1. Many of them have the sports information director fill out their ballots.
2. Many of them have a hidden agenda involving certain teams.
3. Many of them are so busy scouting the teams on their schedule that they rarely get to watch anyone else.
Whereas college coaches are the wrong people to single out the best teams nationally, they are the right people to single out the best players regionally. They see nearly every quality player in their conference on the field or on video during the course of a year.
That's why several results from the Coaches' preseason All-SEC football poll are worth a closer examination. For instance:
- Alabama produced more first-, second- and third-team preseason all-conference players (11) than any other SEC state. Florida (10) was second, with Georgia (9) third.
- Arkansas, which is not known as a hotbed for football talent, placed a surprising fourth in terms of producing All-SEC players (7). Six of the seven play for the home-state Razorbacks, who lead all league teams in preseason All-SEC picks with 14. Bama (13) is second, followed by the Georgia Bulldogs and South Carolina Gamecocks (9 each).

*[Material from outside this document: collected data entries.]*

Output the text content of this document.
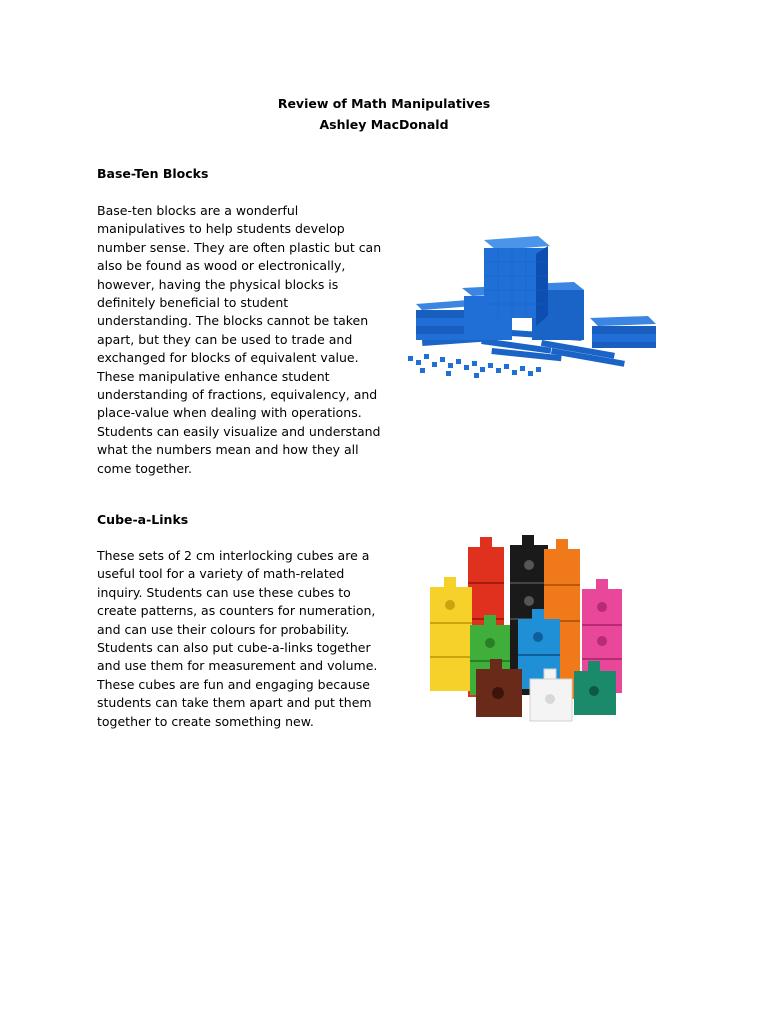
Review of Math Manipulatives
Ashley MacDonald
Base-Ten Blocks
Base-ten blocks are a wonderful
manipulatives to help students develop
number sense. They are often plastic but can
also be found as wood or electronically,
however, having the physical blocks is
definitely beneficial to student
understanding. The blocks cannot be taken
apart, but they can be used to trade and
exchanged for blocks of equivalent value.
These manipulative enhance student
understanding of fractions, equivalency, and
place-value when dealing with operations.
Students can easily visualize and understand
what the numbers mean and how they all
come together.
Cube-a-Links
These sets of 2 cm interlocking cubes are a
useful tool for a variety of math-related
inquiry. Students can use these cubes to
create patterns, as counters for numeration,
and can use their colours for probability.
Students can also put cube-a-links together
and use them for measurement and volume.
These cubes are fun and engaging because
students can take them apart and put them
together to create something new.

- Louisiana, which is known as a major producer of prep football talent, is responsible for six preseason all-conference players, but that is only one more than South Carolina and Tennessee (5 each).
- Mississippi stands eighth among the nine SEC states in producing all-league players (4), while Kentucky checks in dead last. The lone preseason All-SEC honoree from the Bluegrass State is offensive lineman Larry Warford, who plays for the home-state Wildcats.
- Three of the SEC's premier offensive weapons grew up in Florida but none plays for the home-state Gators. First-team all-conference quarterback Aaron Murray and first-team all-conference tight end Orson Charles play for Georgia. First-team tailback Trent Richardson plays for Alabama. One first-team all-league defender also grew up in Florida but linebacker Danny Trevathan (Kentucky) didn't pick the Gators, either. Only two of the 10 Floridians named to the preseason all-league team play for the state university - second-team All-SEC running back Jeff Demps and third-team All-SEC linebacker Jon Bostic. That may help explain why the Gators were one of college football's biggest flops of 2010, finishing 8-5 in spite of a ridiculously favorable schedule.
- The Tennessee Vols also have struggled to keep the home-state talent at home. Not one of the five Volunteer State selections to the Coaches preseason All-SEC team chose to play for the Vols. First-team offensive lineman Barrett Jones (Memphis) and first-team linebacker Dont'a Hightower (Lewisburg) attend Alabama. First-team linebacker Chris Marve (Memphis) plays for Vanderbilt. Third-team offensive lineman Alex Hurst (Bartlett) represents LSU and third-team defensive lineman Tenarius Wright (Memphis) plays for Arkansas. Considering how young Tennessee was in the offensive line and how weak it was at linebacker last season, having Jones and Hurst in the blocking front, along with Hightower and Marve in the LB corps, might have turned last fall's 6-7 record into a 10-3 mark.
- The Big Orange's inability to sign the top in-state talent is one reason it finished dead last among the 12 SEC programs in terms of preseason all-conference selections. Only two Vols earned mention by the league coaches and both had to travel a long way to play for the Big Orange - first-team All-SEC defensive lineman Malik Jackson (Northridge, Calif.) and third-team All-SEC defensive back Prentiss Waggner (Clinton, La.).
- The Georgia Bulldogs also struggled to protect their state boundaries. Of the nine Peach State products who made preseason All-SEC, only three will be playing for Mark Richt's Dawgs this fall.
- Conversely, Nick Saban continues to show why he's considered an elite recruiter and developer of talent. Of the 11 Alabama natives who grace the Coaches' preseason All-SEC team, nine of them will be playing for the Crimson Tide this fall.
NOTE: Special-teams players were excluded from this article.